Artful Computing

I spent a lot of May 2021 acting as a Section Leader in Stanford University's "CodeInPlace" project, which aimed to teach Python remotely to a very large number of students world-wide (about 12,000),  staffed largely by volunteers. It was a great experience and I am posting here some of the general advice I gave to my students.

I rarely write a Python program without using dictionary data structures. In fact, I have heard it said that you can’t really call yourself a proper Python programmer unless you have mastered the use of dictionaries. 

Dictionaries, as you have already discovered, are a method of creating associations between between arbitrary strings (the “key”) and other types of object (the “value”). If you know the key you can quickly find the value - far more efficiently than checking a long list of keys, one by one, for matches. (Google “hash algorithms” if you are interested the clever details.)

Dictionaries start to become really useful when you want to connect information in different datasets, which when we need to handle large amounts of data is something that in practice we want to do very often. (This is the core of “data science”.) It is where a language like Python is frequently the tool of choice in this area. 

Let me give an example that currently interests me. I sometimes give talks to high school students about working in science and engineering, and certain questions keep turning up, such as “Where is the best place to study..?” The answer, of course, is that it usually depends as much on the personal characteristics of the student as on the those of the institutions. The university promotional material can get them feeling confused, and sometimes they are misled, because, while it is never inaccurate, the departments are usually selective with the evidence they present. I do not want to give the student just more opinions: I want to show them a more balanced view of the actual evidence.

The UK government does actually collect and make publicly available large amount of reliable “Unistats” data about course admissions and educational outcomes, including, for example, employment rates and the distribution of salaries actually earned at six and thirty months from graduation. (So, when you see a course advertising “96% employed after six months.” you can show how many of those have gained “professional” jobs and how many are still serving at tables.)

The raw data tables are, however, hard to interpret because they are held in a relational database form that makes for efficient storage, consistent updating and easy searching - which is all a “good thing". It is just that you now have to use a computer program to get at the information that you need.
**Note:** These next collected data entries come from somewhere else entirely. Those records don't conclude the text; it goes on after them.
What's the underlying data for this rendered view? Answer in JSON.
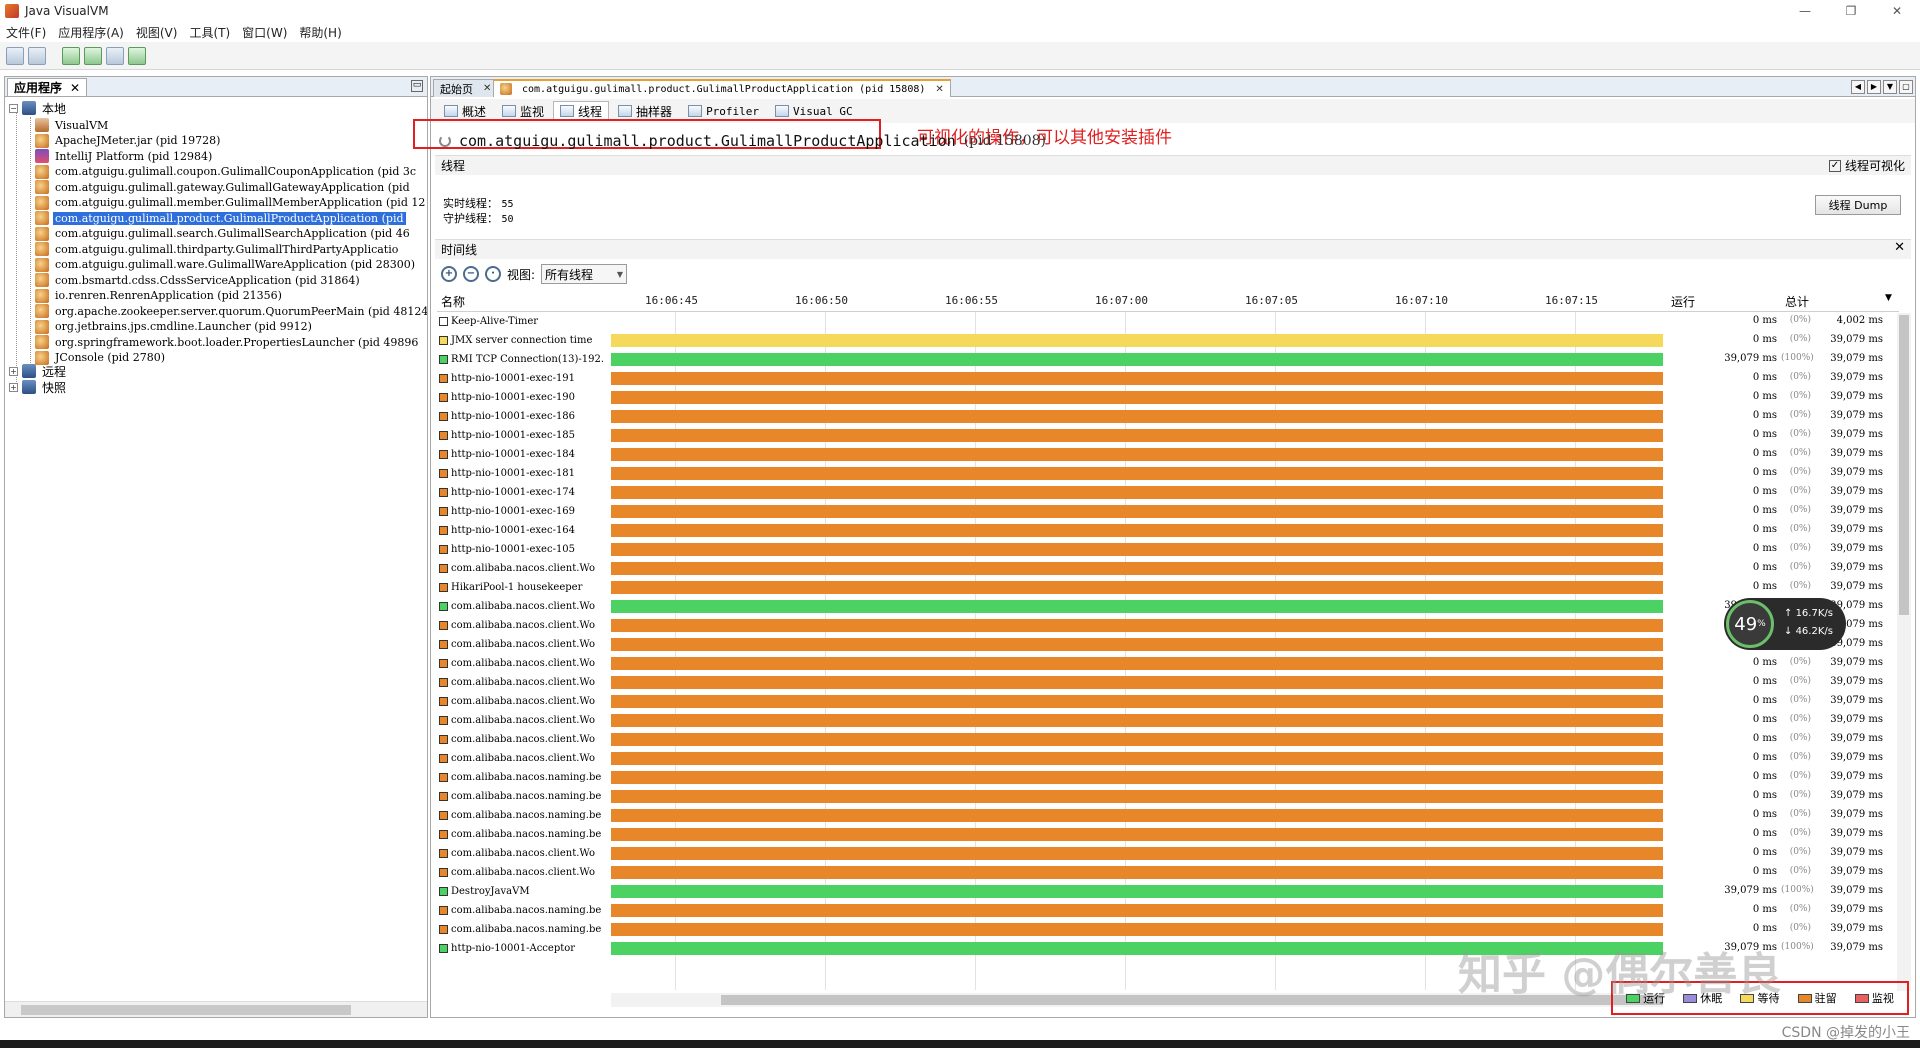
{
  "window": {
    "title": "Java VisualVM"
  },
  "menu": [
    "文件(F)",
    "应用程序(A)",
    "视图(V)",
    "工具(T)",
    "窗口(W)",
    "帮助(H)"
  ],
  "left_panel": {
    "tab": "应用程序",
    "tree": {
      "local": "本地",
      "items": [
        {
          "label": "VisualVM",
          "icon": "visualvm-icon"
        },
        {
          "label": "ApacheJMeter.jar (pid 19728)",
          "icon": "java-icon"
        },
        {
          "label": "IntelliJ Platform (pid 12984)",
          "icon": "intellij-icon"
        },
        {
          "label": "com.atguigu.gulimall.coupon.GulimallCouponApplication (pid 3c",
          "icon": "java-icon"
        },
        {
          "label": "com.atguigu.gulimall.gateway.GulimallGatewayApplication (pid",
          "icon": "java-icon"
        },
        {
          "label": "com.atguigu.gulimall.member.GulimallMemberApplication (pid 12",
          "icon": "java-icon"
        },
        {
          "label": "com.atguigu.gulimall.product.GulimallProductApplication (pid",
          "icon": "java-icon",
          "selected": true
        },
        {
          "label": "com.atguigu.gulimall.search.GulimallSearchApplication (pid 46",
          "icon": "java-icon"
        },
        {
          "label": "com.atguigu.gulimall.thirdparty.GulimallThirdPartyApplicatio",
          "icon": "java-icon"
        },
        {
          "label": "com.atguigu.gulimall.ware.GulimallWareApplication (pid 28300)",
          "icon": "java-icon"
        },
        {
          "label": "com.bsmartd.cdss.CdssServiceApplication (pid 31864)",
          "icon": "java-icon"
        },
        {
          "label": "io.renren.RenrenApplication (pid 21356)",
          "icon": "java-icon"
        },
        {
          "label": "org.apache.zookeeper.server.quorum.QuorumPeerMain (pid 48124)",
          "icon": "java-icon"
        },
        {
          "label": "org.jetbrains.jps.cmdline.Launcher (pid 9912)",
          "icon": "java-icon"
        },
        {
          "label": "org.springframework.boot.loader.PropertiesLauncher (pid 49896",
          "icon": "java-icon"
        },
        {
          "label": "JConsole (pid 2780)",
          "icon": "java-icon"
        }
      ],
      "remote": "远程",
      "snapshots": "快照"
    }
  },
  "doc_tabs": [
    {
      "label": "起始页"
    },
    {
      "label": "com.atguigu.gulimall.product.GulimallProductApplication (pid 15808)",
      "active": true
    }
  ],
  "sub_tabs": [
    "概述",
    "监视",
    "线程",
    "抽样器",
    "Profiler",
    "Visual GC"
  ],
  "annotation": "可视化的操作，可以其他安装插件",
  "app": {
    "name": "com.atguigu.gulimall.product.GulimallProductApplication",
    "pid": "(pid 15808)"
  },
  "threads_section": {
    "title": "线程",
    "visualize_label": "线程可视化",
    "live_label": "实时线程：",
    "live_value": "55",
    "daemon_label": "守护线程：",
    "daemon_value": "50",
    "dump_button": "线程 Dump"
  },
  "timeline_section": {
    "title": "时间线",
    "view_label": "视图:",
    "view_value": "所有线程"
  },
  "table": {
    "col_name": "名称",
    "col_running": "运行",
    "col_total": "总计",
    "ticks": [
      "16:06:45",
      "16:06:50",
      "16:06:55",
      "16:07:00",
      "16:07:05",
      "16:07:10",
      "16:07:15"
    ],
    "rows": [
      {
        "name": "Keep-Alive-Timer",
        "state": "none",
        "run": "0 ms",
        "pct": "(0%)",
        "total": "4,002 ms"
      },
      {
        "name": "JMX server connection time",
        "state": "wait",
        "run": "0 ms",
        "pct": "(0%)",
        "total": "39,079 ms"
      },
      {
        "name": "RMI TCP Connection(13)-192.",
        "state": "running",
        "run": "39,079 ms",
        "pct": "(100%)",
        "total": "39,079 ms"
      },
      {
        "name": "http-nio-10001-exec-191",
        "state": "park",
        "run": "0 ms",
        "pct": "(0%)",
        "total": "39,079 ms"
      },
      {
        "name": "http-nio-10001-exec-190",
        "state": "park",
        "run": "0 ms",
        "pct": "(0%)",
        "total": "39,079 ms"
      },
      {
        "name": "http-nio-10001-exec-186",
        "state": "park",
        "run": "0 ms",
        "pct": "(0%)",
        "total": "39,079 ms"
      },
      {
        "name": "http-nio-10001-exec-185",
        "state": "park",
        "run": "0 ms",
        "pct": "(0%)",
        "total": "39,079 ms"
      },
      {
        "name": "http-nio-10001-exec-184",
        "state": "park",
        "run": "0 ms",
        "pct": "(0%)",
        "total": "39,079 ms"
      },
      {
        "name": "http-nio-10001-exec-181",
        "state": "park",
        "run": "0 ms",
        "pct": "(0%)",
        "total": "39,079 ms"
      },
      {
        "name": "http-nio-10001-exec-174",
        "state": "park",
        "run": "0 ms",
        "pct": "(0%)",
        "total": "39,079 ms"
      },
      {
        "name": "http-nio-10001-exec-169",
        "state": "park",
        "run": "0 ms",
        "pct": "(0%)",
        "total": "39,079 ms"
      },
      {
        "name": "http-nio-10001-exec-164",
        "state": "park",
        "run": "0 ms",
        "pct": "(0%)",
        "total": "39,079 ms"
      },
      {
        "name": "http-nio-10001-exec-105",
        "state": "park",
        "run": "0 ms",
        "pct": "(0%)",
        "total": "39,079 ms"
      },
      {
        "name": "com.alibaba.nacos.client.Wo",
        "state": "park",
        "run": "0 ms",
        "pct": "(0%)",
        "total": "39,079 ms"
      },
      {
        "name": "HikariPool-1 housekeeper",
        "state": "park",
        "run": "0 ms",
        "pct": "(0%)",
        "total": "39,079 ms"
      },
      {
        "name": "com.alibaba.nacos.client.Wo",
        "state": "running",
        "run": "39,079 ms",
        "pct": "(100%)",
        "total": "39,079 ms"
      },
      {
        "name": "com.alibaba.nacos.client.Wo",
        "state": "park",
        "run": "0 ms",
        "pct": "(0%)",
        "total": "39,079 ms"
      },
      {
        "name": "com.alibaba.nacos.client.Wo",
        "state": "park",
        "run": "0 ms",
        "pct": "(0%)",
        "total": "39,079 ms"
      },
      {
        "name": "com.alibaba.nacos.client.Wo",
        "state": "park",
        "run": "0 ms",
        "pct": "(0%)",
        "total": "39,079 ms"
      },
      {
        "name": "com.alibaba.nacos.client.Wo",
        "state": "park",
        "run": "0 ms",
        "pct": "(0%)",
        "total": "39,079 ms"
      },
      {
        "name": "com.alibaba.nacos.client.Wo",
        "state": "park",
        "run": "0 ms",
        "pct": "(0%)",
        "total": "39,079 ms"
      },
      {
        "name": "com.alibaba.nacos.client.Wo",
        "state": "park",
        "run": "0 ms",
        "pct": "(0%)",
        "total": "39,079 ms"
      },
      {
        "name": "com.alibaba.nacos.client.Wo",
        "state": "park",
        "run": "0 ms",
        "pct": "(0%)",
        "total": "39,079 ms"
      },
      {
        "name": "com.alibaba.nacos.client.Wo",
        "state": "park",
        "run": "0 ms",
        "pct": "(0%)",
        "total": "39,079 ms"
      },
      {
        "name": "com.alibaba.nacos.naming.be",
        "state": "park",
        "run": "0 ms",
        "pct": "(0%)",
        "total": "39,079 ms"
      },
      {
        "name": "com.alibaba.nacos.naming.be",
        "state": "park",
        "run": "0 ms",
        "pct": "(0%)",
        "total": "39,079 ms"
      },
      {
        "name": "com.alibaba.nacos.naming.be",
        "state": "park",
        "run": "0 ms",
        "pct": "(0%)",
        "total": "39,079 ms"
      },
      {
        "name": "com.alibaba.nacos.naming.be",
        "state": "park",
        "run": "0 ms",
        "pct": "(0%)",
        "total": "39,079 ms"
      },
      {
        "name": "com.alibaba.nacos.client.Wo",
        "state": "park",
        "run": "0 ms",
        "pct": "(0%)",
        "total": "39,079 ms"
      },
      {
        "name": "com.alibaba.nacos.client.Wo",
        "state": "park",
        "run": "0 ms",
        "pct": "(0%)",
        "total": "39,079 ms"
      },
      {
        "name": "DestroyJavaVM",
        "state": "running",
        "run": "39,079 ms",
        "pct": "(100%)",
        "total": "39,079 ms"
      },
      {
        "name": "com.alibaba.nacos.naming.be",
        "state": "park",
        "run": "0 ms",
        "pct": "(0%)",
        "total": "39,079 ms"
      },
      {
        "name": "com.alibaba.nacos.naming.be",
        "state": "park",
        "run": "0 ms",
        "pct": "(0%)",
        "total": "39,079 ms"
      },
      {
        "name": "http-nio-10001-Acceptor",
        "state": "running",
        "run": "39,079 ms",
        "pct": "(100%)",
        "total": "39,079 ms"
      }
    ]
  },
  "legend": [
    {
      "label": "运行",
      "color": "#4bd262"
    },
    {
      "label": "休眠",
      "color": "#9a8cd8"
    },
    {
      "label": "等待",
      "color": "#f5d95a"
    },
    {
      "label": "驻留",
      "color": "#e8862a"
    },
    {
      "label": "监视",
      "color": "#e86060"
    }
  ],
  "state_colors": {
    "running": "#4bd262",
    "wait": "#f5d95a",
    "park": "#e8862a",
    "none": "#ffffff"
  },
  "net_monitor": {
    "cpu": "49",
    "unit": "%",
    "up": "16.7K/s",
    "down": "46.2K/s"
  },
  "watermarks": {
    "zhihu": "知乎 @偶尔善良",
    "csdn": "CSDN @掉发的小王"
  }
}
For many purposes that tool would be a relational database (sometimes a spreadsheet if data volumes are small - but why struggle with Excel when you can use Python) but when my data manipulation needs are relatively straightforward, the data volume is moderately large and I also want to do quite a lot of data presentation using Python’s matplotlib module, it makes sense to do the whole job with one calculation environment.

Fortunately, when data is dumped out of a relational database or an Excel spreadsheet you get tables, often in CSV form, that to some extent look like Python dictionaries: each row has a unique key that is used to associate with the rest of the information on that row. Those same unique keys can appear as values in the columns of other tables, so we are able to follow data trails and connect together information in different tables. 

I quickly convinced myself that cross-referencing the UniStats data tables using Python dictionaries would do everything that I actually needed to do in a reasonably efficient and straightforward way. Furthermore, Python already has a sophisticated data handling module called PANDAS which is specifically designed to read and manipulate tables of exactly this sort, and it is all based around Python dictionaries. Even better, PANDAS is designed to connect easily to Python’s matplotlib because a lot of data analysis usually does end in plotting graphs.

That is why we love Python: a potentially complicated job turns out to be relatively straightforward because most of the hard work has already be done for you. You just have to find the right building blocks and stick them together, and dictionaries are frequently used as the glue.